Gareth Smith replied:

“Of course not, if for no other reason than that district electoral officers like myself received many reports from people about intimidation and threats, and that the Catholic priests told us about a massive build up of arms …”

Gareth Smith also showed that it was well known that the Indonesian army was collaborating closely with the supposedly ‘rogue’ militias.

Yet despite the Indonesian army’s track record as purveyor of unparalleled brutality, virtually nothing was done to protect the people of East Timor from the orgy of violence that was bound to ensue when they voted for independence, despite UN promises to the people that they would be safe. One can only conclude that imperialism, anxious to ensure that it is in a position to dictate terms to the new East Timorese government, was happy to let the Indonesian thugs loose one last time on the people of East Timor, in the hope that they would above all target the independence fighters and influential progressive people who would be likely to resist imperialist interests. It would appear, however, that the Indonesian thugs preferred to kill unarmed civilians, nuns and priests, rather than take too many risks with armed Falintil fighters.

The future

The Falintil will be no pushover for the Australian ‘peacekeepers’. They number some 10,000 and are the main guarantee that the people of East Timor will now be able to choose its own government. Australian troops have reportedly endeavoured ‘even-handedly’ to demand the disarming of pro-independence East Timorese alongside that of the militias, but they have been rebuffed in no uncertain terms. With the Falintil to back its demands, the National Council of Timorese Resistance (CNRT) announced on 22 October 1999 the formation of a Transition Council of national unity, to be the central Timorese organ for the transition period to independence. This Council will be headed by Xanana Gusmao as president, assisted by the former CNRT representative in Lisbon, Roque Rodriquez, as chief of staff of Xanana’s office. The members of the Council are: Taur Matan Ruak, commander-in-chief of Falintil, Jose Ramos Horta, CNRT Vice President; Joao Carrascalao, president of the Timorese Democratic Union (UDT); Mari Alkatiri, Fretilin vice-president; Avelino dos Santos (also known as Shalar Kosi), Socialist Party of Timor secretary-general, and Felicidade Guterres, a representative of Timorese women.

An Emergency Commission has also been established to organise humanitarian activities and to identify qualified Timorese for recruitment into the UN Transitional administration.

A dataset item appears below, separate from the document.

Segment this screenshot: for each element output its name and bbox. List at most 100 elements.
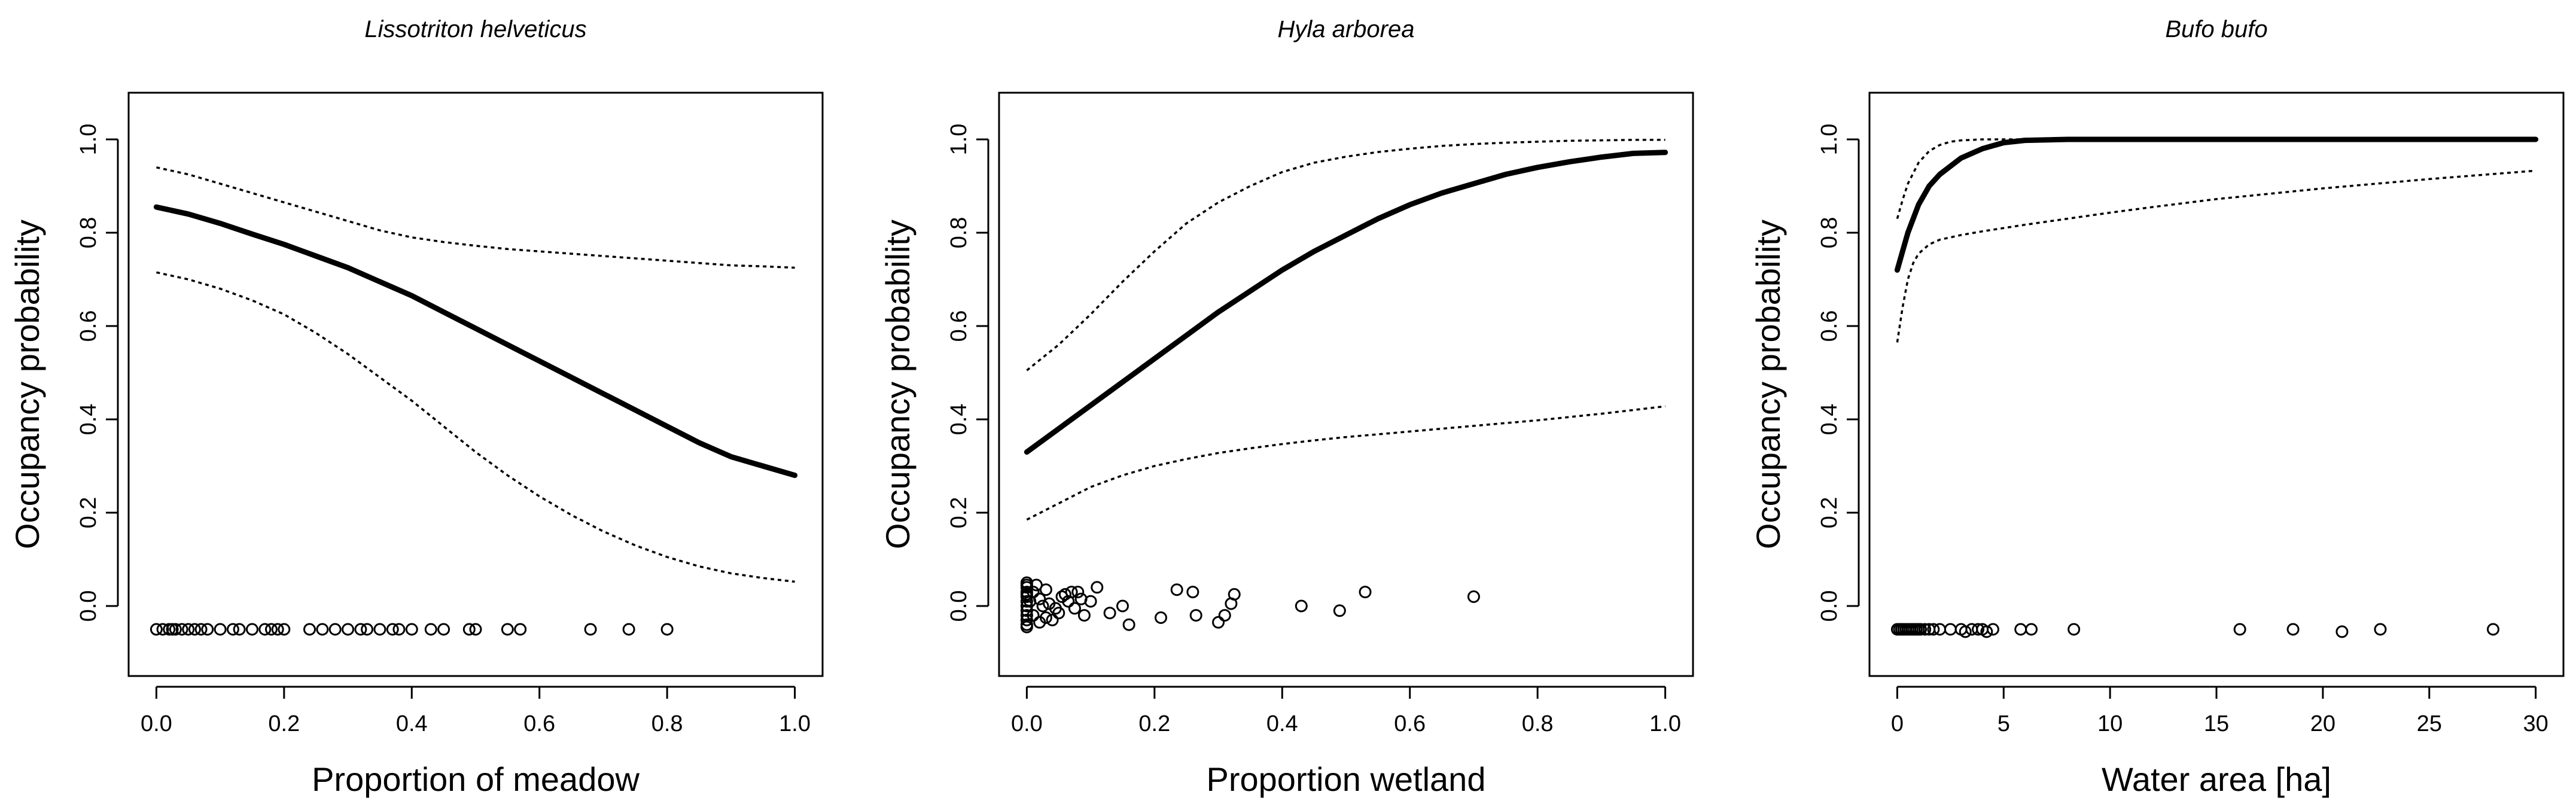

In addition, an international team has been formed, comprising Jose Ramos Horta to deal with diplomatic issues and Mario Carrascalao to be in charge of looking for overseas commercial investment.

With Australian troops in occupation on behalf of imperialism and major differences between East Timorese bound to come to the fore now that the common enemy they all recognised in Indonesia has been removed, it is clear that the future of the struggle of the people of East Timor is going to be hard and complicated. The people of East Timor, however, have proved themselves to be courageous and persistent. They are living on a territory generously endowed by nature with all that their people could want for a happy life. They have not fought and suffered for 25 years in order simply to change the identity of those who loot their country’s wealth, so that US, Australian or other plunderers simply step into the shoes confiscated from the Suharto family and their cronies. They are a people able, ready and willing to put up a fight to get what is theirs by right. That being so, we are sure that the people of East Timor are assured of a bright future.